Mr. Voegeler said that based on the organisation’s in-depth analysis, tourism made up 5 per cent of direct Gross Domestic Product globally and 9 per cent of indirect GDP. This represents 6 to 7 per cent of direct and indirect export. 

In total, international tourism in 2011 saw 980 million arrivals, which translated into US$960 billion in receipts. 

“However, I estimate that domestic tourism could be up to four or five times more than that,” he told delegates attending the Caribbean Hotel and Tourism Investment Conference. 


France in front 

France was top for tourism arrivals in 2011, with the United States second and China in third place. The US posted top receipts ahead of Spain and France. In fact, he said, 50 per cent of the world’s total receipts was in the top 10 destinations. 

In terms of outbound expenditure, Germany topped the list ahead of the US and China. 

“The Americas comprise 16 per cent of international tourism arrivals and 20 per cent of receipts … there was 4.2 per cent growth in 2011,” Mr. Vogeler said. 

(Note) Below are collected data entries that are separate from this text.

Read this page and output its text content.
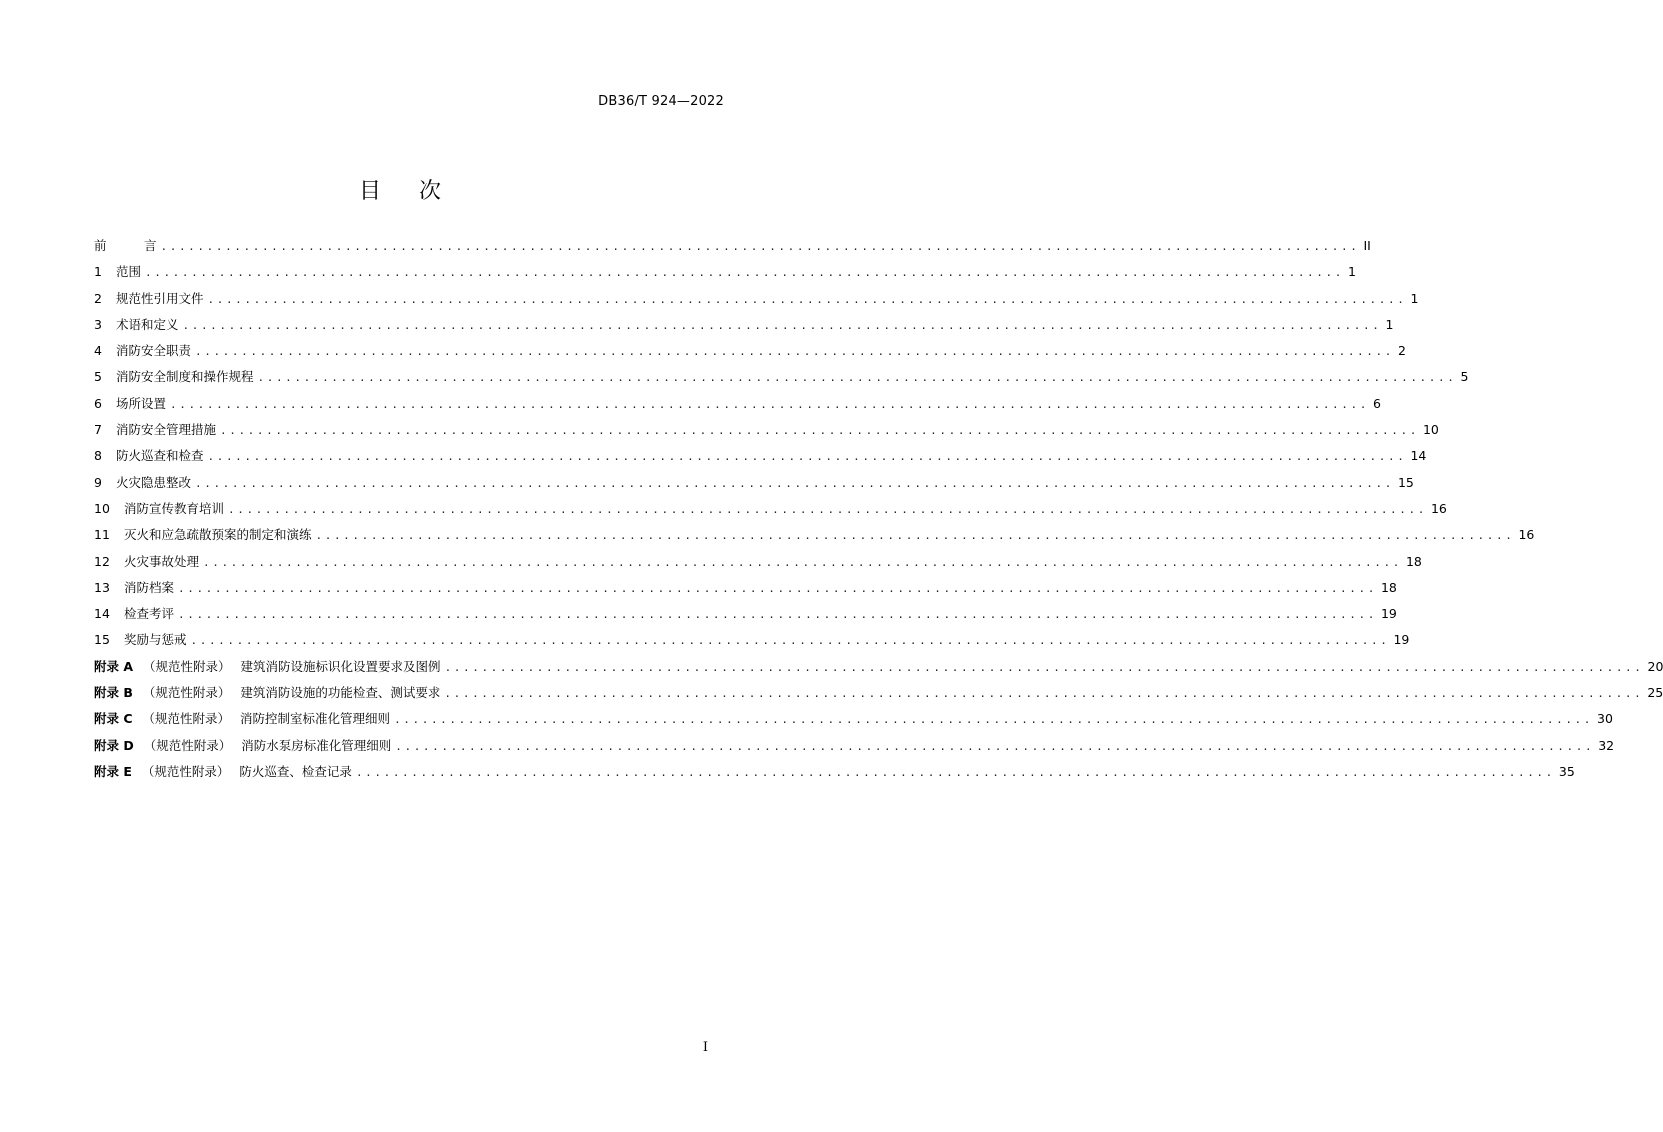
DB36/T 924—2022
目 次
前	言 .................................................................................................................................. II
1	范围 .................................................................................................................................. 1
2	规范性引用文件 .................................................................................................................................. 1
3	术语和定义 .................................................................................................................................. 1
4	消防安全职责 .................................................................................................................................. 2
5	消防安全制度和操作规程 .................................................................................................................................. 5
6	场所设置 .................................................................................................................................. 6
7	消防安全管理措施 .................................................................................................................................. 10
8	防火巡查和检查 .................................................................................................................................. 14
9	火灾隐患整改 .................................................................................................................................. 15
10	消防宣传教育培训 .................................................................................................................................. 16
11	灭火和应急疏散预案的制定和演练 .................................................................................................................................. 16
12	火灾事故处理 .................................................................................................................................. 18
13	消防档案 .................................................................................................................................. 18
14	检查考评 .................................................................................................................................. 19
15	奖励与惩戒 .................................................................................................................................. 19
附录 A （规范性附录） 建筑消防设施标识化设置要求及图例 .................................................................................................................................. 20
附录 B （规范性附录） 建筑消防设施的功能检查、测试要求 .................................................................................................................................. 25
附录 C （规范性附录） 消防控制室标准化管理细则 .................................................................................................................................. 30
附录 D （规范性附录） 消防水泵房标准化管理细则 .................................................................................................................................. 32
附录 E （规范性附录） 防火巡查、检查记录 .................................................................................................................................. 35
I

Also in his presentation he noted that South America had grown 10 per cent, but that the Caribbean had grown by 3.6 per cent in 2011, which was below the world average of more than 4 per cent. However, the Caribbean’s receipts at 5 per cent growth were above the average. The region comprises a 2 per cent share of world tourism. 

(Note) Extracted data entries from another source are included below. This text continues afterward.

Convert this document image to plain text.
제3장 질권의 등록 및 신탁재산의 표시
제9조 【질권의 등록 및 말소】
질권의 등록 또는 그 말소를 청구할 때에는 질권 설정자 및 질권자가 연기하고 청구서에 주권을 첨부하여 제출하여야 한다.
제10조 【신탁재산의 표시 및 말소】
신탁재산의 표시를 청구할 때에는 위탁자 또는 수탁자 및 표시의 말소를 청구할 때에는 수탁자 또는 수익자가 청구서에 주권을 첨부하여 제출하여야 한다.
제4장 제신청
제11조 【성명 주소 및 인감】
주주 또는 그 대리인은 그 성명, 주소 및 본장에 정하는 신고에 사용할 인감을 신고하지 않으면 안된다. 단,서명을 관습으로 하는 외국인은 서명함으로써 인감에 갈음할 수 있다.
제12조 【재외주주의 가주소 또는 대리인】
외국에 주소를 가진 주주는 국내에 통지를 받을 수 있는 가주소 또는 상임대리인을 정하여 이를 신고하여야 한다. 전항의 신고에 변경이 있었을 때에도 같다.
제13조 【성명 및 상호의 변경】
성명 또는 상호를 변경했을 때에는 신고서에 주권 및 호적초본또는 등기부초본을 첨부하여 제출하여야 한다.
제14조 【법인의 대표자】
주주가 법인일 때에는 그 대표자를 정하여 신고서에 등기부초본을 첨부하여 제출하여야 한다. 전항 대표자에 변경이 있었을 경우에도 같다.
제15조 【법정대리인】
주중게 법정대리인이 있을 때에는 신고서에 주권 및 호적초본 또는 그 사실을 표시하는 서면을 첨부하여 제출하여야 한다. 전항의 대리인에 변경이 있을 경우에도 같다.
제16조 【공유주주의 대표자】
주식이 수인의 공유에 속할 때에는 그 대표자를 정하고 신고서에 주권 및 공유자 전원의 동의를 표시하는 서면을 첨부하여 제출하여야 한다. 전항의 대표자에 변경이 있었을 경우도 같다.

Within the region, seven destinations comprised 74.4 per cent of all arrivals. Those destinations were Bahamas, Jamaica, Barbados, Dominican Republic, Puerto Rico, Aruba and Cuba. 

Key opportunities, he noted, were product innovation; air accessibility; strengthening the single destination brand; integrated tour policies and the facilitation of air travel; enhancing public-private partnerships and diversification of source markets. 

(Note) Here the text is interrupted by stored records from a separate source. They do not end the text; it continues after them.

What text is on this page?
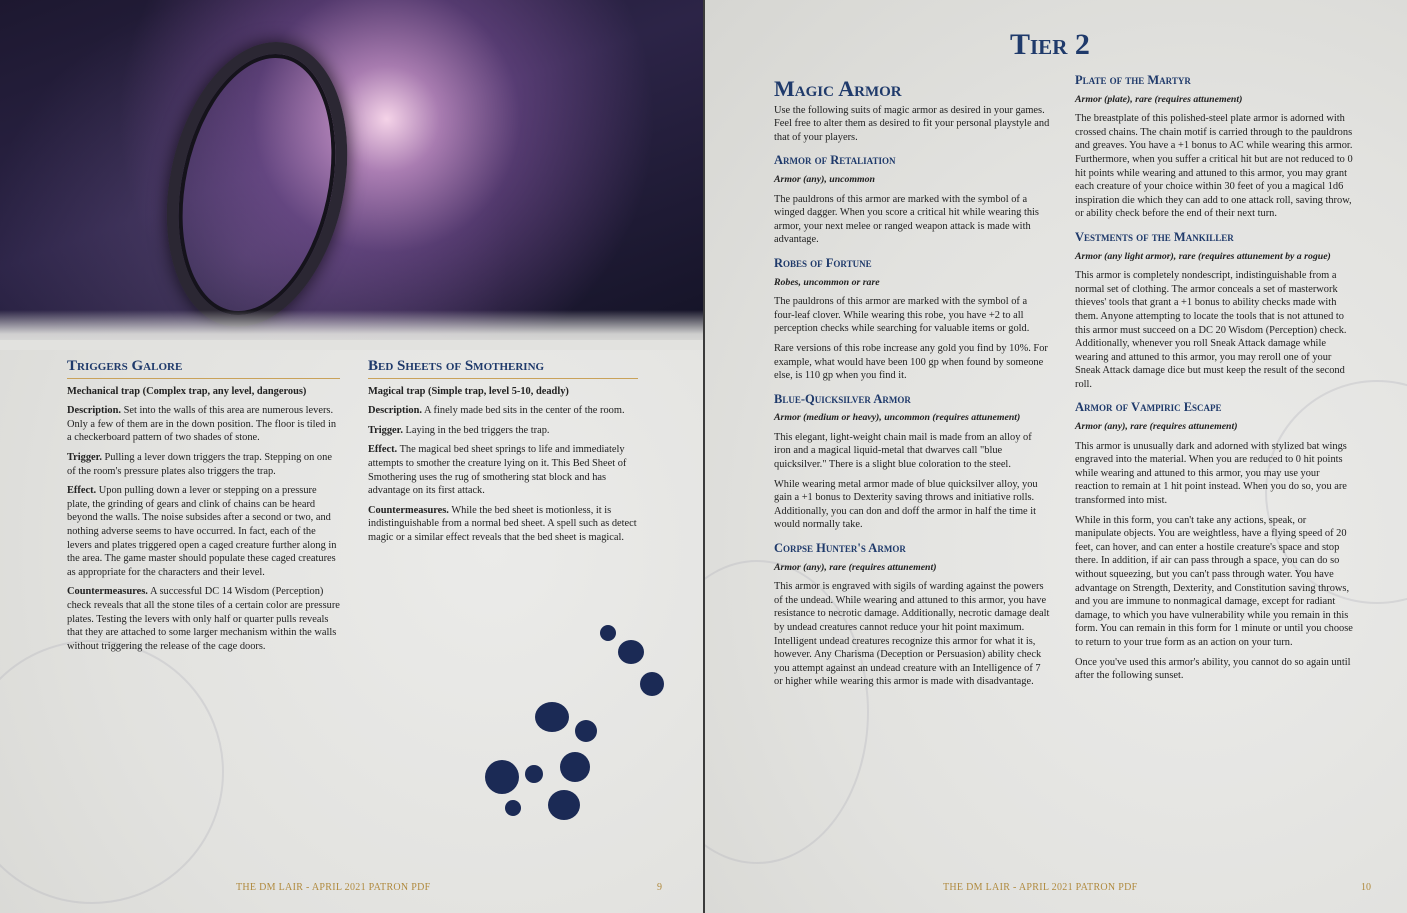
Triggers Galore

Mechanical trap (Complex trap, any level, dangerous)

Description. Set into the walls of this area are numerous levers. Only a few of them are in the down position. The floor is tiled in a checkerboard pattern of two shades of stone.

Trigger. Pulling a lever down triggers the trap. Stepping on one of the room's pressure plates also triggers the trap.

Effect. Upon pulling down a lever or stepping on a pressure plate, the grinding of gears and clink of chains can be heard beyond the walls. The noise subsides after a second or two, and nothing adverse seems to have occurred. In fact, each of the levers and plates triggered open a caged creature further along in the area. The game master should populate these caged creatures as appropriate for the characters and their level.

Countermeasures. A successful DC 14 Wisdom (Perception) check reveals that all the stone tiles of a certain color are pressure plates. Testing the levers with only half or quarter pulls reveals that they are attached to some larger mechanism within the walls without triggering the release of the cage doors.

Bed Sheets of Smothering

Magical trap (Simple trap, level 5-10, deadly)

Description. A finely made bed sits in the center of the room.

Trigger. Laying in the bed triggers the trap.

Effect. The magical bed sheet springs to life and immediately attempts to smother the creature lying on it. This Bed Sheet of Smothering uses the rug of smothering stat block and has advantage on its first attack.

Countermeasures. While the bed sheet is motionless, it is indistinguishable from a normal bed sheet. A spell such as detect magic or a similar effect reveals that the bed sheet is magical.

THE DM LAIR - APRIL 2021 PATRON PDF	9
Magic Armor

Use the following suits of magic armor as desired in your games. Feel free to alter them as desired to fit your personal playstyle and that of your players.

Armor of Retaliation

Armor (any), uncommon

The pauldrons of this armor are marked with the symbol of a winged dagger. When you score a critical hit while wearing this armor, your next melee or ranged weapon attack is made with advantage.

Robes of Fortune

Robes, uncommon or rare

The pauldrons of this armor are marked with the symbol of a four-leaf clover. While wearing this robe, you have +2 to all perception checks while searching for valuable items or gold.

Rare versions of this robe increase any gold you find by 10%. For example, what would have been 100 gp when found by someone else, is 110 gp when you find it.

Blue-Quicksilver Armor

Armor (medium or heavy), uncommon (requires attunement)

This elegant, light-weight chain mail is made from an alloy of iron and a magical liquid-metal that dwarves call "blue quicksilver." There is a slight blue coloration to the steel.

While wearing metal armor made of blue quicksilver alloy, you gain a +1 bonus to Dexterity saving throws and initiative rolls. Additionally, you can don and doff the armor in half the time it would normally take.

Corpse Hunter's Armor

Armor (any), rare (requires attunement)

This armor is engraved with sigils of warding against the powers of the undead. While wearing and attuned to this armor, you have resistance to necrotic damage. Additionally, necrotic damage dealt by undead creatures cannot reduce your hit point maximum. Intelligent undead creatures recognize this armor for what it is, however. Any Charisma (Deception or Persuasion) ability check you attempt against an undead creature with an Intelligence of 7 or higher while wearing this armor is made with disadvantage.

Plate of the Martyr

Armor (plate), rare (requires attunement)

The breastplate of this polished-steel plate armor is adorned with crossed chains. The chain motif is carried through to the pauldrons and greaves. You have a +1 bonus to AC while wearing this armor. Furthermore, when you suffer a critical hit but are not reduced to 0 hit points while wearing and attuned to this armor, you may grant each creature of your choice within 30 feet of you a magical 1d6 inspiration die which they can add to one attack roll, saving throw, or ability check before the end of their next turn.

Vestments of the Mankiller

Armor (any light armor), rare (requires attunement by a rogue)

This armor is completely nondescript, indistinguishable from a normal set of clothing. The armor conceals a set of masterwork thieves' tools that grant a +1 bonus to ability checks made with them. Anyone attempting to locate the tools that is not attuned to this armor must succeed on a DC 20 Wisdom (Perception) check. Additionally, whenever you roll Sneak Attack damage while wearing and attuned to this armor, you may reroll one of your Sneak Attack damage dice but must keep the result of the second roll.

Armor of Vampiric Escape

Armor (any), rare (requires attunement)

This armor is unusually dark and adorned with stylized bat wings engraved into the material. When you are reduced to 0 hit points while wearing and attuned to this armor, you may use your reaction to remain at 1 hit point instead. When you do so, you are transformed into mist.

While in this form, you can't take any actions, speak, or manipulate objects. You are weightless, have a flying speed of 20 feet, can hover, and can enter a hostile creature's space and stop there. In addition, if air can pass through a space, you can do so without squeezing, but you can't pass through water. You have advantage on Strength, Dexterity, and Constitution saving throws, and you are immune to nonmagical damage, except for radiant damage, to which you have vulnerability while you remain in this form. You can remain in this form for 1 minute or until you choose to return to your true form as an action on your turn.

Once you've used this armor's ability, you cannot do so again until after the following sunset.

THE DM LAIR - APRIL 2021 PATRON PDF	10
Tier 2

Challenges to growing tourism included stalled economies, rising oil prices, increased taxation, record unemployment and geopolitical upheavals. 


Developing systems 

Tourist arrivals were expected to reach 1 billion worldwide in 2012, 1.4 billion by 2020 and 1.8 billion by 2030, Mr. Vogeler said. 

He said Caribbean tourism was vulnerable to crises, yet resilient. However, it was important to develop crisis management systems. Employment was not predicted to recover to pre-crisis levels until 2015. 

Also by 2015, he opined, emerging economies will receive more visitors and indeed these tourism sectors were growing at double the pace of the Caribbean. 

Issues of sustainability, technology, more demanding consumers and security and travel facilitation needed to be addressed to sustain the Caribbean’s tourism industry, he said. 

“Tourism can adapt to a changing marketplace, but this evolving marketplace requires changes in business models. The tourism industry needs to innovate and seek new ways of doing things to cater for an ever more demanding tourist,” said the expert. 


More buoyant 

However, Tourism Economics President Adam Sacks sounded a rather more buoyant note. He said the industry had experienced record years in 2010 and 2011 and therefore anticipated 3 per cent growth going forward. 

His company’s data was based on historical experiences, which noted that despite challenges and world-changing events such as 9/11, record oil prices and recessions, tourism actually grew by an average of 2.5 per cent in the decade of 2000 to 2010.